-
Type: Improvement
-
Resolution: Done
-
Priority: Major - P3
-
None
-
Affects Version/s: None
-
Component/s: Internal Client, Sharding
-
None
-
Service Arch
When a client attempts to connect through a mongos, according to the documentation, mongos looks at all of the mongod instances with eligible ping times and picks one at random. Once the connection is made, it will remain in place until the client closes it or it fails, at which time it will transparently renegotiate with another mongod.
This behavior can lead to semi-pathological outcomes under the following circumstances:
1. Clients are long-running AND
2. Overall replica set load changes over time AND/OR
3. Mongod instances are restarted AND/OR
4. Ping times change over time
The above scenarios can lead to extremely unbalanced loads, with some replicas supporting many times the number of connections as others and operating with orders of magnitude higher CPU. This is because clients connected to the highly-loaded mongod instances have no opportunity to notice that there are other more-lightly-loaded instances available.

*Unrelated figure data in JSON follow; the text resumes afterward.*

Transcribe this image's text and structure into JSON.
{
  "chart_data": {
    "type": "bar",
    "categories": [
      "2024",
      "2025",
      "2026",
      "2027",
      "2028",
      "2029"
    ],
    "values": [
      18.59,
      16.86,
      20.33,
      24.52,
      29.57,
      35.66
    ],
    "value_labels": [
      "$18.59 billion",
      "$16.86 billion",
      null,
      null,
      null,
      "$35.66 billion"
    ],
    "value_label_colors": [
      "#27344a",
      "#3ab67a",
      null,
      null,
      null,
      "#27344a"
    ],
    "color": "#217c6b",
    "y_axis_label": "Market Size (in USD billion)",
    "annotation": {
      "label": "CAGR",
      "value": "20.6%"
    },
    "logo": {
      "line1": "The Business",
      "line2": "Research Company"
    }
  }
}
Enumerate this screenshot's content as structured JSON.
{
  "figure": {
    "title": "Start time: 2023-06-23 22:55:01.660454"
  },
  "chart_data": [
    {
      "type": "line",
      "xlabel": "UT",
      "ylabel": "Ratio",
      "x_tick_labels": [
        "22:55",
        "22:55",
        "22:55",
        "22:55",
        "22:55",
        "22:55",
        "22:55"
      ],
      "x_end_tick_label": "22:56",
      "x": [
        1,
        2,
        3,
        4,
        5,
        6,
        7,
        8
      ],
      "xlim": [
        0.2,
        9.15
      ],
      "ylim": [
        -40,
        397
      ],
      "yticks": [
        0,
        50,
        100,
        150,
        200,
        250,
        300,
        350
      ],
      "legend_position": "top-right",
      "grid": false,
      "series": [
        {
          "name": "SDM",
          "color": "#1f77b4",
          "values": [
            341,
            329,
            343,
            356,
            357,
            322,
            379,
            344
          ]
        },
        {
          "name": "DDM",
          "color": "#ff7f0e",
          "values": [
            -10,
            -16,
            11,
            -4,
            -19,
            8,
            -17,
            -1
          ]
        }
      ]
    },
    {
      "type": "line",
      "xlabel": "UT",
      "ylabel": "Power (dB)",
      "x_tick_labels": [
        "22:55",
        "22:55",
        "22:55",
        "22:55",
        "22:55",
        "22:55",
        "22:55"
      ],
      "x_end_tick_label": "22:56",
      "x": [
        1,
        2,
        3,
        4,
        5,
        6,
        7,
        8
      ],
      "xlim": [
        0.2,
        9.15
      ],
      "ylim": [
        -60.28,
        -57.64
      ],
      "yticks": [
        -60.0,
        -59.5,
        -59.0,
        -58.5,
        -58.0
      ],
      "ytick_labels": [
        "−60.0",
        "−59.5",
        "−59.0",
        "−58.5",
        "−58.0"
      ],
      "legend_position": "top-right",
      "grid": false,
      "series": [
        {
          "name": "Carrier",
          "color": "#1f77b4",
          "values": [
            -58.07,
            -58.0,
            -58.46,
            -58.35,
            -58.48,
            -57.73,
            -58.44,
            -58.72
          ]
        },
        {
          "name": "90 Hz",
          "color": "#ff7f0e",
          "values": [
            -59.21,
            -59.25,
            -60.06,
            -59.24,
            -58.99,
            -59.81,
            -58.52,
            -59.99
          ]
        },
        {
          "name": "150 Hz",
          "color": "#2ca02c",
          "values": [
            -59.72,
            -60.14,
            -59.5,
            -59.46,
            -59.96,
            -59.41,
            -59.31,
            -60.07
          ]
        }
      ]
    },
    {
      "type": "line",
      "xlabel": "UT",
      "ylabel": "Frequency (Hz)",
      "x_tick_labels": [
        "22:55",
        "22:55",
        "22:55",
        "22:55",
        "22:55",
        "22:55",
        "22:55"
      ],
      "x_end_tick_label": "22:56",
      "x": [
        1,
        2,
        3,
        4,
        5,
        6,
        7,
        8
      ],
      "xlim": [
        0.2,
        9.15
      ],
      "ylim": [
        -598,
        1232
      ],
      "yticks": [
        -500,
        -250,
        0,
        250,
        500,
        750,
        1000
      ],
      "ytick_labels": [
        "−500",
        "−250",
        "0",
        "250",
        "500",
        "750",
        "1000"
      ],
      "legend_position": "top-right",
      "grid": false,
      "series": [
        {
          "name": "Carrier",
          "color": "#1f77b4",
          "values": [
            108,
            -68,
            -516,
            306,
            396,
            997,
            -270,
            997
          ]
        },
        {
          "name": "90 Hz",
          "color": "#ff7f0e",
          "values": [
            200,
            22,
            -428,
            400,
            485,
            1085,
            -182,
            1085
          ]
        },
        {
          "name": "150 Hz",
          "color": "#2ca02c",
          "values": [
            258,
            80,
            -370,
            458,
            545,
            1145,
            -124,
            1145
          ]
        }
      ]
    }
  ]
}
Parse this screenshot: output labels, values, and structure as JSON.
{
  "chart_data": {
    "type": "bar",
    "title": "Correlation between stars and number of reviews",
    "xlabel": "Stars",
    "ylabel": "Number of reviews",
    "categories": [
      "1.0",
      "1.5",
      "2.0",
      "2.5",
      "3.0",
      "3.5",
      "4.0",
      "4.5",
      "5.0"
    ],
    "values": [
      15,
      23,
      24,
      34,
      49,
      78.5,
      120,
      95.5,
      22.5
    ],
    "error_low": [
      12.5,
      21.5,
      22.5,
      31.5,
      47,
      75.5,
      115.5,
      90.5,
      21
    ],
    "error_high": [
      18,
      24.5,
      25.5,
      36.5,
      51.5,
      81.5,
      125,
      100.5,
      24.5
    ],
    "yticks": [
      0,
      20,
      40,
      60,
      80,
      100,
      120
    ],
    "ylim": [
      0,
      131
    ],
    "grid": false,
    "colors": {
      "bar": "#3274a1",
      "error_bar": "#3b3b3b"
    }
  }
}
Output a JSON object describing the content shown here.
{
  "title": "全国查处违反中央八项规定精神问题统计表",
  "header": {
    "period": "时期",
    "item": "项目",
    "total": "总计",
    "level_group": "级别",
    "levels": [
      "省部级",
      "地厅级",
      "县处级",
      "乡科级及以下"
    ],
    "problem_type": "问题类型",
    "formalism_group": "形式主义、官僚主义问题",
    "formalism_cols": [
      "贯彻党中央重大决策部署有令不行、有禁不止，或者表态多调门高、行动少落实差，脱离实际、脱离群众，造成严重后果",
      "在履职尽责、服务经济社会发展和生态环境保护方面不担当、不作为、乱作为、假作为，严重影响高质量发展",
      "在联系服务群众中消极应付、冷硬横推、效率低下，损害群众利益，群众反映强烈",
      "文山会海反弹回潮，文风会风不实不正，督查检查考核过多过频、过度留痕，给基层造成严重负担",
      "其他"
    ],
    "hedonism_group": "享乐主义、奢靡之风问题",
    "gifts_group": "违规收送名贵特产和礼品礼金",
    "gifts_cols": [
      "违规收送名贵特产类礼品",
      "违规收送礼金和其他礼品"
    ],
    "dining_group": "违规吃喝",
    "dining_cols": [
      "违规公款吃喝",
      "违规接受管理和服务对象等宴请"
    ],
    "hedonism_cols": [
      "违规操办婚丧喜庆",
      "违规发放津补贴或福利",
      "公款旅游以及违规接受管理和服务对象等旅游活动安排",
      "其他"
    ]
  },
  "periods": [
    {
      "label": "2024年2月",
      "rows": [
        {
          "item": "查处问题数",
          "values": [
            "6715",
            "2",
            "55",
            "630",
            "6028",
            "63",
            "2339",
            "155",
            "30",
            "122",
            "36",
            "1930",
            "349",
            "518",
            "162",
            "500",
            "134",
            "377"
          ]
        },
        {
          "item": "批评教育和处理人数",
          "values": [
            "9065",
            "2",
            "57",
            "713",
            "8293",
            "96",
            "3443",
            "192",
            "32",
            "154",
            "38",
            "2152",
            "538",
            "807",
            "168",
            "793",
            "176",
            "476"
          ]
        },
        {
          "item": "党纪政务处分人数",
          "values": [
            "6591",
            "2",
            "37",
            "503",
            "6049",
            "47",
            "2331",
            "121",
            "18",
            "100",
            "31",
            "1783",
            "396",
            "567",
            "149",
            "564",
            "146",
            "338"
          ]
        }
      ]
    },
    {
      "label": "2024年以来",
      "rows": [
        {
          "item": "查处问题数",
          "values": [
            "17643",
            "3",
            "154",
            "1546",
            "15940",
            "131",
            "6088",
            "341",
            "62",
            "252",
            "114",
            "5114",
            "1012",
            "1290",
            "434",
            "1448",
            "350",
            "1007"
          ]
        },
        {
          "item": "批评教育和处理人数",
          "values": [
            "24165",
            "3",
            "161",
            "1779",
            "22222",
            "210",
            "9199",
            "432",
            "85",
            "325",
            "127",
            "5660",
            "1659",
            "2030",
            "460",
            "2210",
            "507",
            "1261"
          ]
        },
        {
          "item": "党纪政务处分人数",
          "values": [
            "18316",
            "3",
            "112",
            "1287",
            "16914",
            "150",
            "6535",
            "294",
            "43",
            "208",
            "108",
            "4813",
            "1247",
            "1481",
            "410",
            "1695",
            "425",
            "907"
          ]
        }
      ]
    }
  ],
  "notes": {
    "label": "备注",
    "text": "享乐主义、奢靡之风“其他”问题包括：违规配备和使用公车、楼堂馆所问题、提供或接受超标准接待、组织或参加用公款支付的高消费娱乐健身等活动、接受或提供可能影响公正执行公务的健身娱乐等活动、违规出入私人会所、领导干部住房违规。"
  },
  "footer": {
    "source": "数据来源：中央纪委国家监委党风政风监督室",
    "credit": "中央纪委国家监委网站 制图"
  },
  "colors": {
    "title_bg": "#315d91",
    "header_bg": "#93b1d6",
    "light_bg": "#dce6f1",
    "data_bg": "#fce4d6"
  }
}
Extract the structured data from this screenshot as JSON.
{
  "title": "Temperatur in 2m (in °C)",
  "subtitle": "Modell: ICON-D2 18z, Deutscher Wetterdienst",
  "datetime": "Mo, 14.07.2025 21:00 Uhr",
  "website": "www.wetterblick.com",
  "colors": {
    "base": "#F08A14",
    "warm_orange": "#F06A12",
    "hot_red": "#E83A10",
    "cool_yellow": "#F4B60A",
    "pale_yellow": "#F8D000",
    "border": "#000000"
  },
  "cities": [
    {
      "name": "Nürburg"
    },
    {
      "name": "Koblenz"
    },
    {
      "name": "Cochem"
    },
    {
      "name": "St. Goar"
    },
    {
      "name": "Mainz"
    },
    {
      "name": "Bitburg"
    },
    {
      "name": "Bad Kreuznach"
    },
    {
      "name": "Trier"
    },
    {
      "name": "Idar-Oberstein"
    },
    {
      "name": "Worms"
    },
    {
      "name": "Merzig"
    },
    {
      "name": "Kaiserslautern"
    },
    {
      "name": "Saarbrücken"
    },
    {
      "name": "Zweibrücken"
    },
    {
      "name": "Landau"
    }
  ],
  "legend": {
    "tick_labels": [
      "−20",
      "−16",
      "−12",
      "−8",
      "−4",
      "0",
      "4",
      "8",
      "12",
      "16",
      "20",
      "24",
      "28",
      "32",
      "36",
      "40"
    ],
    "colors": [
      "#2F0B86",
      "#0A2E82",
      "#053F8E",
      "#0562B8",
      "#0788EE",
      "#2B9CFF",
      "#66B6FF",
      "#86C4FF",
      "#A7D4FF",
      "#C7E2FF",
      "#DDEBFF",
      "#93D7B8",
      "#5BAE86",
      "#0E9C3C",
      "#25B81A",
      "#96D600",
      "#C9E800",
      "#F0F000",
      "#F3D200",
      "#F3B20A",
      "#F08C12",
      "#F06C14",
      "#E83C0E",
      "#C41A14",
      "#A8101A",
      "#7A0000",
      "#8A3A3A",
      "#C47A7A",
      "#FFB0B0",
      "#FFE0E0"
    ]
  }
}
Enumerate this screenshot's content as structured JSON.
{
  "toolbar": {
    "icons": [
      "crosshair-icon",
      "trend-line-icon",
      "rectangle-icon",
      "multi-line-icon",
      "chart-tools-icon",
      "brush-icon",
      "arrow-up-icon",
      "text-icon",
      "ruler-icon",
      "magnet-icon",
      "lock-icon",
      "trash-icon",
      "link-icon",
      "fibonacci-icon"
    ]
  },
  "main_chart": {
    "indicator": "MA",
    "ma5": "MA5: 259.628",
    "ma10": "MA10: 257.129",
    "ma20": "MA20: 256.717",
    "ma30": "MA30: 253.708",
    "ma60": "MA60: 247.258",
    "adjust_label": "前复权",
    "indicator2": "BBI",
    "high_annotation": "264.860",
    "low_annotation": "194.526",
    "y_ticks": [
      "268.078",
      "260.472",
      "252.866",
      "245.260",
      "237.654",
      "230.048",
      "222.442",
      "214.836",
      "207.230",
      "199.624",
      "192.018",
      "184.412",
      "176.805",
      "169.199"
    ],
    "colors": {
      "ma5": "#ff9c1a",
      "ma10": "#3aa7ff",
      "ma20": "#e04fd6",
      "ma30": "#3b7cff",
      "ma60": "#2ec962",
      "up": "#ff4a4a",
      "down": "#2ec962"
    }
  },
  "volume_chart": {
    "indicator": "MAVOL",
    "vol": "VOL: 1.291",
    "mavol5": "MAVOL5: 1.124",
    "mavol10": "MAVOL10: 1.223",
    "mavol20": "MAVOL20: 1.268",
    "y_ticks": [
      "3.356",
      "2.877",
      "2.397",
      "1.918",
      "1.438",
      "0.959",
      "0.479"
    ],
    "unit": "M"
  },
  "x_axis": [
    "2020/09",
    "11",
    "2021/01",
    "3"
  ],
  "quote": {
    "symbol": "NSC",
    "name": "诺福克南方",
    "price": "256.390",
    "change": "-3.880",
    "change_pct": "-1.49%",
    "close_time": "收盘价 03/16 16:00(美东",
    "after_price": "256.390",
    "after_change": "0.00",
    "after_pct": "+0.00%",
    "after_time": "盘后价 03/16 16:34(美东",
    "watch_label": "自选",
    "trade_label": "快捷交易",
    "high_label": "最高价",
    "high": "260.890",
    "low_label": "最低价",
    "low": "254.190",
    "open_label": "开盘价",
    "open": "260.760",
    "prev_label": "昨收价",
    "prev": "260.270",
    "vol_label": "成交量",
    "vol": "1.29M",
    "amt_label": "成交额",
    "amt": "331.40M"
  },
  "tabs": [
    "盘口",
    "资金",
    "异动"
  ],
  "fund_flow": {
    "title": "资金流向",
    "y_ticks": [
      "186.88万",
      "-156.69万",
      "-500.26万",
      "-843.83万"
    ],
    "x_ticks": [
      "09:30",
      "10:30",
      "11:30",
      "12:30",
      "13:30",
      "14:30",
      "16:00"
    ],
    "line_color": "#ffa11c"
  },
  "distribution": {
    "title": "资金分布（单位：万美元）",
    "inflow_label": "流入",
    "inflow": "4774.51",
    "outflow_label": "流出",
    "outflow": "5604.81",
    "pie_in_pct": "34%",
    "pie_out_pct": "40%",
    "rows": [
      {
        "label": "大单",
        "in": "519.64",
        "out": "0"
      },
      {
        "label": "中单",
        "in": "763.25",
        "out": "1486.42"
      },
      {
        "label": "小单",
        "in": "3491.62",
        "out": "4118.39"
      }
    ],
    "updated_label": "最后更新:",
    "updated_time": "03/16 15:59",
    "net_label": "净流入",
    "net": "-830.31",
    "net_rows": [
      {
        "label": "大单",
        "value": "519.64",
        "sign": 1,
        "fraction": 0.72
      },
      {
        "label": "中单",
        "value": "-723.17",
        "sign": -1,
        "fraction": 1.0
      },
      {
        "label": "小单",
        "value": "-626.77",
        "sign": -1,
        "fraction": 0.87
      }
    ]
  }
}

As a result, the overall performance of the replica set, and the application, suffers.
Such outcomes could be significantly mitigated without a real "load-balancing" feature, simply by allowing clients to transparently renegotiate their mongod connections after a certain amount of time, just as they do in the case of failures. The existing randomization should be sufficient to keep the load close to balanced; the mongod instances just need an opportunity for clients to connect to them.